Weiner is planning the protest with her partner, Jess Graner, and OUTlet, the campus LGBT group. Details are posted on a Facebook page with the slogan "Marriage is a Human Right, Not a Heterosexual Privilege."

LGBT Oglethorpe students to protest lecture against gay marriage

The protest is scheduled for Monday, March 7, from 4-5 p.m. in the Talmadge Room of Oglethorpe’s Emerson Student Center. Protesters are encouraged to wear purple shirts and will be given rainbow stickers to place on their cheeks. Organizers also want them to sit together during the lecture.

Franck is director of the William E. & Carol G. Simon Center on Religion & the Constitution at the Witherspoon Institute in Princeton, N.J.

He has argued that it is inaccurate to call opposition to gay marriage or other LGBT issues “hate,” claiming that gay advocates use the term to close down debate.

In a column in the Washington Post, Franck also implicitly defended a professor who describes homosexuality as “addictions and compulsions” and calls gay and lesbian people “walking wounded.”

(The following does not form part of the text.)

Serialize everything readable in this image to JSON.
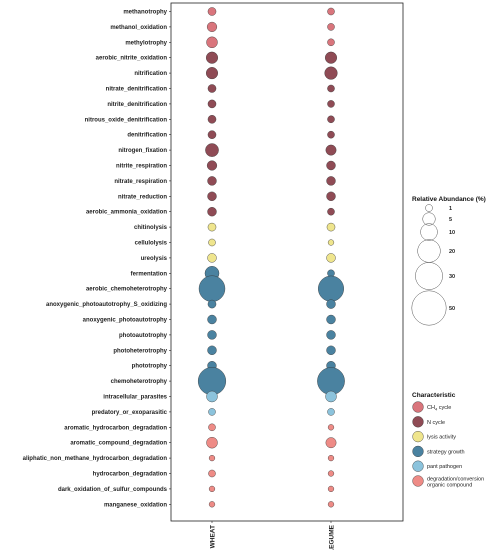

“I applaud reminders that people who identify themselves as gay or lesbian are people, fellow humans who deserve affection and respect. However, I decry attempts to legitimize their addictions and compulsions,” Dr. Tom Hilton, of the University of Wisconsin-Eau Claire, told students last fall as he attempted to discourage a Queer Film Festival at the university.

“These, our fellow humans, deserve our best efforts to help them recover their lives. We only hurt them further when we choose to pretend that these walking wounded are OK the way they are, that their present injuries are the best they can hope for in life,” Hilton wrote.

Franck referenced the controversy in December in a column for the Washington Post that protest organizers quote on their Facebook page.

“In the debates over gay marriage, ‘hate’ is the ultimate conversation-stopper,” Franck wrote.

Among the examples, Franck vaguely refers to the Eau Claire situation, without including that what Hilton said went well beyond simply opposing gay marriage:

At another midwestern state university, a department chairman demurs from a student organizer’s request that his department promote an upcoming “LGBTQ” film festival on campus; he is denounced to his university’s chancellor, who indicates that his e-mail to the student warrants inquiry by a “Hate and Bias Incident Response Team.”

According to Oglethorpe’s online calendar of events, Franck’s lecture is titled “Charging ‘Hate’ in the Same-Sex Marriage Debate: How to Stop an Argument You’re Losing and Endanger Freedom While You’re At It.”

The lecture is presented by Oglethorpe’s Division of History, Politics & International Science and is the first in the “Contemporary Constitutional Controversies” lecture series.

The lecture series is sponsored by the Charles G. Koch Charitable Foundation. The foundation is known for its support of right-wing causes. Oglethorpe History Professor Joseph Knippenberg, who invited Franck, is also a vocal opponent of gay rights, Project Q reported:

Franck was invited to speak by Joseph Knippenberg, a longtime history professor and blogger who recently compared homosexuality to incest. Franck’s lecture is sponsored by the Charles G. Koch Charitable Foundation, an organization that is funded by billionaire Charles Koch, who along with his brother David owns Koch Industries and have given more than $100 million to right-wing causes.

The Kansas-based Koch Industries, the second-largest private company in the U.S., owns Atlanta’s Georgia-Pacific.

 

Editor’s note: This article has been revised since its first publication to correct an error. The original version of the article incorrectly attributed the quote about “walking wounded” to Franck, instead of Tom Hilton, the professor he defended.